Le coefficient d'intégration fonctionnelle serait donc le résultat de cette fraction. Une fois calculé, se pose une autre question, à laquelle répond l'article 2 de notre projet : sur quoi faire porter le coefficient d'intégration fonctionnelle ?
Celui-ci doit en effet servir à moduler, à la hausse ou à la baisse, une partie de la DGF : mais quelle partie ?
Dans la mesure où il s'agit d'inciter à la mutualisation dans le cadre intercommunal, il serait logique que le coefficient s'applique à la dotation d'intercommunalité.
Pour autant, à l'heure où le législateur essaie de développer la péréquation, il serait sans doute malvenu de toucher -surtout pour la diminuer- à la part péréquatrice.

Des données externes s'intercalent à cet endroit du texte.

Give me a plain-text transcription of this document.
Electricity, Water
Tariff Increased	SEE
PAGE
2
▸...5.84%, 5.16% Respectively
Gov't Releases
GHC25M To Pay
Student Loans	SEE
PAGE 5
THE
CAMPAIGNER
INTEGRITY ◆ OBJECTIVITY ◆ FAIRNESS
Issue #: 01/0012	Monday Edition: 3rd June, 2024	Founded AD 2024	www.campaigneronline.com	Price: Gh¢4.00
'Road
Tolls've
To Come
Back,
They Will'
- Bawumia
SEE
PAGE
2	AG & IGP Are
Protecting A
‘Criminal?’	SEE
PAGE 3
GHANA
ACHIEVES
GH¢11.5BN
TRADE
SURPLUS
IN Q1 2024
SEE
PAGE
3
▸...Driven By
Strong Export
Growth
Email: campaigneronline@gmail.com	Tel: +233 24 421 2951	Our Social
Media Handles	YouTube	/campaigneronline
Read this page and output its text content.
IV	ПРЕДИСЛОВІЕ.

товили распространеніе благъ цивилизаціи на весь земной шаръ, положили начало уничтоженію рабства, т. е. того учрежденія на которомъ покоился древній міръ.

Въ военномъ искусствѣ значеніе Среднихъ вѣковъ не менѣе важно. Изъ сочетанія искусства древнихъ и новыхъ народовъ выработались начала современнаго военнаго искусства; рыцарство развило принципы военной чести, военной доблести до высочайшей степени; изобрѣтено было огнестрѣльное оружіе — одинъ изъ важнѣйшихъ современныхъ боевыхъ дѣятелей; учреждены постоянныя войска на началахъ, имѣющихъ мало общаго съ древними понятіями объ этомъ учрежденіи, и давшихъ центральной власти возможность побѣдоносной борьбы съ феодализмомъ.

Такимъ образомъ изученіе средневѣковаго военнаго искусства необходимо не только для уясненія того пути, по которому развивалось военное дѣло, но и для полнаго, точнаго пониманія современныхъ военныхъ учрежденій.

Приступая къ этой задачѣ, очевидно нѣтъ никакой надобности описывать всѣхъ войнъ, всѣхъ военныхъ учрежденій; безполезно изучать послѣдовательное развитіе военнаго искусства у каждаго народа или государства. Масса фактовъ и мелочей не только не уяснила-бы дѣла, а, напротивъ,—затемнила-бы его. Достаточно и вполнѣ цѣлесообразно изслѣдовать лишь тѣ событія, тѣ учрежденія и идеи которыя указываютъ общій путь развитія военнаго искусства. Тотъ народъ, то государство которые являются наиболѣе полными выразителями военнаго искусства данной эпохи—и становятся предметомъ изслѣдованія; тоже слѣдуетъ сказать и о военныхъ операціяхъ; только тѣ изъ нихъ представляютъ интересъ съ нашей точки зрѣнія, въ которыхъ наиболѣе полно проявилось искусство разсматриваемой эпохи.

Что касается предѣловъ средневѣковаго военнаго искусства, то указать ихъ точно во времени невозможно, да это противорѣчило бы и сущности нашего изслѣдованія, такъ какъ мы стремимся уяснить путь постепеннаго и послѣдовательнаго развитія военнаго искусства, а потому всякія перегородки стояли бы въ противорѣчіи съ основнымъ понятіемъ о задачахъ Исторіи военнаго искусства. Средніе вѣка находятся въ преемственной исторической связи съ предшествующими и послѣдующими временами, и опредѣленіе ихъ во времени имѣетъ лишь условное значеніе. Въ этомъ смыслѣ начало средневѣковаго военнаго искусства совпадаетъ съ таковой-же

Il est donc proposé que le coefficient d'intégration s'applique à la part forfaitaire de la dotation d'intercommunalité. Cette part sera « pondérée » en fonction du coefficient de chaque EPCI.
J'insiste, comme l'a déjà fait Jacques Mézard, sur la neutralité de notre dispositif pour les finances de l'État : c'est un système de bonus-malus dans lequel on donne moins à ceux qui mutualisent peu, et davantage, pour y encourager, à ceux qui développent la mutualisation.
M. Jacques Mézard, rapporteur. - Juste un mot, pour conclure, sur l'article 3 de notre projet. Il prévoit une entrée en vigueur au 1er janvier 2015 et ce, notamment, afin de nous donner le temps de réaliser des simulations. Avec la suppression de la taxe professionnelle, dont nous vivons aujourd'hui les conséquences, ainsi qu'avec la mise en place d'une péréquation horizontale, nous avons bien vu que les simulations étaient un point évidemment essentiel pour légiférer dans de bonnes conditions.
Mme Jacqueline Gourault, présidente. - Je vous remercie pour cette présentation et je cède immédiatement la parole à nos collègues pour le débat.
M. Éric Doligé. - Je voudrais formuler quelques observations sur ce système qui, si j'ai bien compris, agit sur la DGF à la hausse ou la baisse, de sorte qu'au final le jeu soit à somme nulle. Lors des récents débats sur l'intercommunalité, on entendait l'argument selon lequel celle-ci contraignait les communes à entrer dans un dispositif communautaire. Or, celui qui nous est proposé tend justement à rouvrir le débat par son aspect coercitif, puisqu'il prévoit un système de malus pour les collectivités qui ne feraient pas un effort supplémentaire dans l'intégration plus poussée de l'intercommunalité. Par ailleurs, j'aurais souhaité qu'on puisse aussi encourager les départements à opérer davantage d'intégration en leur offrant également un bonus en cas d'intégration de leurs services.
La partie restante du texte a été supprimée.